İki YDG-H sözcüsünün DİHA'ya yaptığı açıklamalar özetle şöyle:

"HALK KENDİ ÖZGÜCÜNÜ OLUŞTURDU"

* Cizre'deki olaylar, diyalog sürecinde hükümetin çözümü geliştirme noktasında samimiyetsizliğinin halkça da kanıksanmasının ardından halkın kendi öz gücüyle yaşamı yeniden inşa etme girişimini boşa çıkarmaya dönük devlet saldırılarının ardından başladı ve bu noktaya geldi.

* Kobanê direnişiyle dayanışma eylemlerinin ardından artan gözaltı ve tutuklamaların ardından burada halk kendi  "öz gücünü" oluşturmaya gitti. Mahallelerde halk kendi örgütlülüğünü yaratma ve çözümü kendi sistemini inşa ederek yaratma arayışına bağlı olarak yeni bir hamle süreci başlatıldı.

* Bu süreçle birlikte devletin mahallelerdeki 'kirli politikalarını' hayata geçirme planları darbe aldı. Tartışmaların odağında olan ve yaşananların kaynağı olarak gösterilen hendeklerin açılması ise Olası bir saldırıya karşı önlem olarak hayata geçirildi.

HENDEK MESELESİ

* Hendeklerin açıldığı Nur, Sur, Yafes ve Cudi mahallerinde daha önceden başta fuhuş ve hırsızlık olmak üzere devlet eliyle hayata geçirilen birçok yozlaştırıcı politika boşa çıkartılmaya başlandı. Yine Kobanê eylemlerinin ardından başlayan gözaltı ve tutuklama furyasına karşı da bu şekilde önlem aldık. Mahallelerde önceki dönemlerde günde 4-5 kez yaşanan hırsızlık olayları son dönemlerde neredeyse hiç yaşanmama noktasına geldi. Halk da bu durumdan oldukça memnun.

* Hırsızların bir kısmı ajanlık faaliyeti de yürütüyorlardı. Hendeklerden sonra bu neredeyse yüzde doksan aşılmış durumda.

* Bu yaşananların ardından devletin güvenlik güçleri mahallelere giremez oldu ve silaha sarıldı. Halkın kendi kendini yönetme iradesi ortaya çıktığından dolayı halka dönük saldırı oluyor.

* HÜDA-PAR burada devlet eliyle kullanılmakta.

* 27 Aralık günü yaşanan çatışmalar da devletin bilgisi dâhilinde hayata geçirildi.
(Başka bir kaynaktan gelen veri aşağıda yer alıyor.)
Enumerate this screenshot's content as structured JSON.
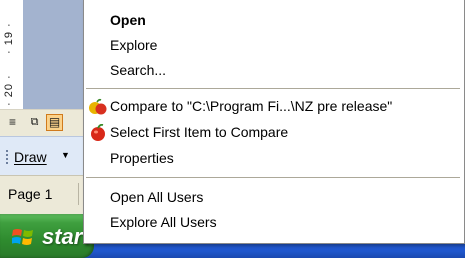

Uyuşturucu, fuhuş, hırsızlık, tutuklama ve gözaltılar ortadan kalkınca devlet bu yola başvurdu.   

* Hendekleri kapatma kararı alınmıştı. Alındığı gün devlet saldırınca ve bir çocuk yaşamını yitirince tekrardan açıldı. Öncesinde gençler tarafından başlatılırken, sonrasında halk tarafından da nöbetler tutulmaya başlandı.

* Ölümlerden sonra halk devlete güvenmiyor ve belediyeyi de hedef alıyordu. Bu yüzden hendeklerin kapatılmasını istemiyor. Halkın ikna edilmesi gerekiyor ki hendekler kapatılsın. Devlet kendisi hendeklerin kapatılmasını istemiyor o yüzden de hendeklerin kapatıldığı gün bir çocuğu katlettiler.
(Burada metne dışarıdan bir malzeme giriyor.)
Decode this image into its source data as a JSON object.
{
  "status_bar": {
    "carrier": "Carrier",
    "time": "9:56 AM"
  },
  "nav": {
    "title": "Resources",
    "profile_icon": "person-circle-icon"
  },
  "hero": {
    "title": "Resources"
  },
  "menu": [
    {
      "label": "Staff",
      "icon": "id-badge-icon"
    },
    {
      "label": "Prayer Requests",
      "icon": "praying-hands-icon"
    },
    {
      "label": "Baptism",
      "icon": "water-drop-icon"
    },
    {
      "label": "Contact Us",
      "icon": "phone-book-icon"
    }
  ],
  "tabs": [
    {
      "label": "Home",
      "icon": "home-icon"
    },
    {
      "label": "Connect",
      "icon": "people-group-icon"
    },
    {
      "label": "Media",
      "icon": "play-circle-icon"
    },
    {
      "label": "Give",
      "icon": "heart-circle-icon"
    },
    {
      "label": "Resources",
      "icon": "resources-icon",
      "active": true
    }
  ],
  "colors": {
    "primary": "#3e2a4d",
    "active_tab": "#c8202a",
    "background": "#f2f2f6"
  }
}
*  Artık halk hendeklerin kapatılmasına izin vermiyor.

27 ARALIK'TA YAŞANANLAR

* 27 Aralık'tan bu yana yaşamını yitiren 6 kişinin vurulma şekline bakıldığında bunların açık bir infaz şekli olduğu görülmektedir. Bu bile devletin halka nasıl yaklaştığının göstergesidir

* Öcalan'ın Cizre'ye ilişkin mesajı büyük bir olumlu hava yarattı, ancak devletin tekrardan silahları devreye koymasıyla birlikte bu hava bir kez daha dağıldı.

* İlçeden temel sorun devletin yaklaşımıdır.
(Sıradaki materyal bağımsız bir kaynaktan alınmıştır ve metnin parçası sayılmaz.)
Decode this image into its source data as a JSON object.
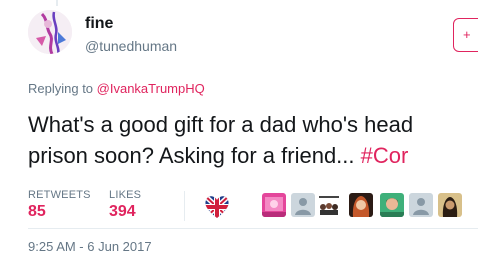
{
  "tweet": {
    "display_name": "fine",
    "handle": "@tunedhuman",
    "replying_prefix": "Replying to ",
    "replying_mention": "@IvankaTrumpHQ",
    "text_line1": "What's a good gift for a dad who's head",
    "text_line2_main": "prison soon? Asking for a friend... ",
    "text_line2_hashtag": "#Cor",
    "timestamp": "9:25 AM - 6 Jun 2017",
    "follow_glyph": "+"
  },
  "stats": {
    "retweets_label": "RETWEETS",
    "retweets_value": "85",
    "likes_label": "LIKES",
    "likes_value": "394"
  },
  "colors": {
    "accent": "#e0245e",
    "secondary_text": "#657786",
    "primary_text": "#14171a"
  },
  "likers": [
    {
      "icon": "heart-flag-avatar"
    },
    {
      "icon": "pink-avatar"
    },
    {
      "icon": "default-egg-avatar"
    },
    {
      "icon": "movie-poster-avatar"
    },
    {
      "icon": "redhead-avatar"
    },
    {
      "icon": "green-avatar"
    },
    {
      "icon": "default-egg-avatar"
    },
    {
      "icon": "portrait-avatar"
    }
  ]
}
* 27 Aralık'ta yaşananlar: "Kullanılan silahlar biksi ve karnas idi. Bu Yasin Özer'in otopsi raporunda da açıklandı. Bunlar uzmanlık gerektiren silahlardı. Sıradan bir insan bunu kullanamaz. Eğitim gerektiriyor. Hatta o gün yaralanan HÜDA-PAR üyesi olduğu belirtilen kişiler de Garnizon Komutanlığı'na götürüldü. Oradan daha sonra hastaneye götürüldü" dedi. Sözcü, "Dikkat edilirse Kobanê direnişi döneminde HÜDA-PAR ile çatışmaların yaşanmadığı yer sadece burası idi. Ancak devlet buraya saldırmak istiyordu. Dolayısıyla iki taraf yaratılmak isteniyordu. Burada HÜDA-PAR diye bir güç yok. Oradan ateş açıldı ve çatışma ortamı çıktı. Çok ciddi bir çatışma olmadı. Ondan sonraki bütün günlerde halk sokaklara inerek nöbet tuttu. Asıl amaç mahalleye girmekti. Oysaki taraf yok. Devlet kendi eliyle bir çatışma ortamı yarattı. Buradaki arkadaşların tavrından halkın yaklaşımıyla da dolayı boşa çıkartıldı."